Since then, MacLean says that her time with Microsoft, where she works alongside the marketing department as a partner marketing adviser, has been nothing but enjoyable. “It sounds a bit cheesy but it’s honestly been such an incredible year,” she says, adding that she has been given opportunities and responsibilities that she never expected to have as an intern.

“I don’t know if it’s the same in every office, but in the U.K. office everyone is just so lovely,” she says. “You’re not treated like an intern, you’re treated like a full-time employee.”

Ultimately, MacLean says the whole experience has affirmed her belief that if a job opportunity doesn’t work out, it simply isn’t the right fit.
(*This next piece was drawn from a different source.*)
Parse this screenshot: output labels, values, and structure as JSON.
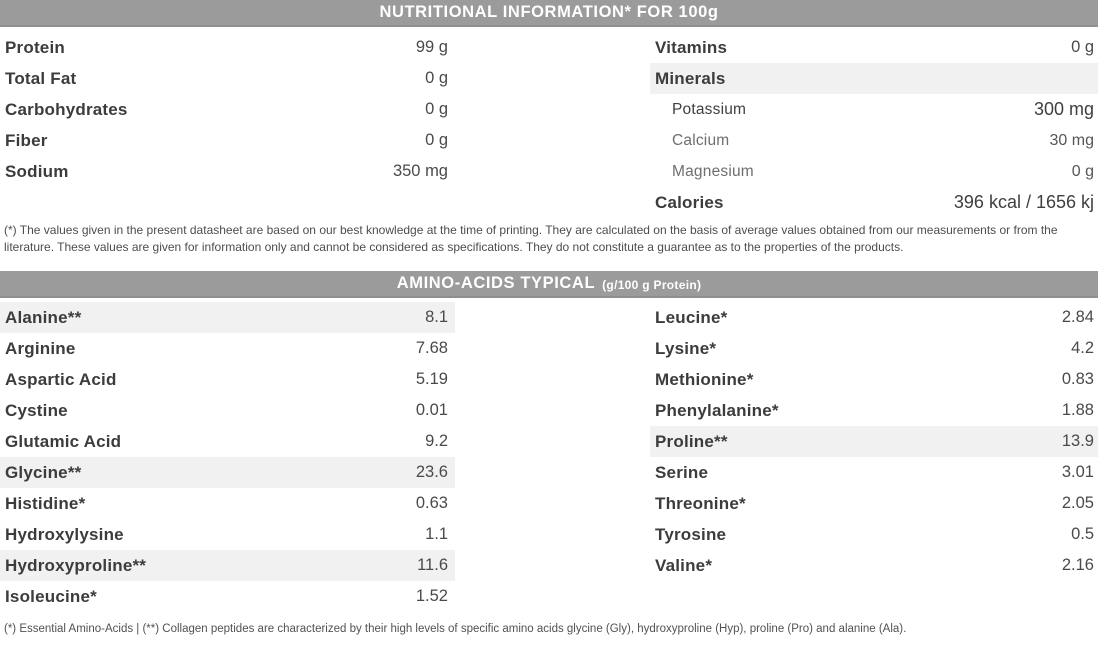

“The way I looked at it was that if Microsoft didn’t like me and didn’t like who I was in the interviews then it just wasn’t the right company for me,” she explains.

As for what advice she would give to anyone who experiences a similar professional mishap, MacLean recommends staying the course. “Just be yourself,” she says. “Mistakes are going to happen, you learn from them.”

After her internship ends in July, MacLean will return to Scotland for her final year at Robert Gordon University before graduating in 2021. Beyond that, she says that she’s still figuring out what comes next.

“I think about that stage in life and I think anyone can relate — I’m not sure [yet],” she says.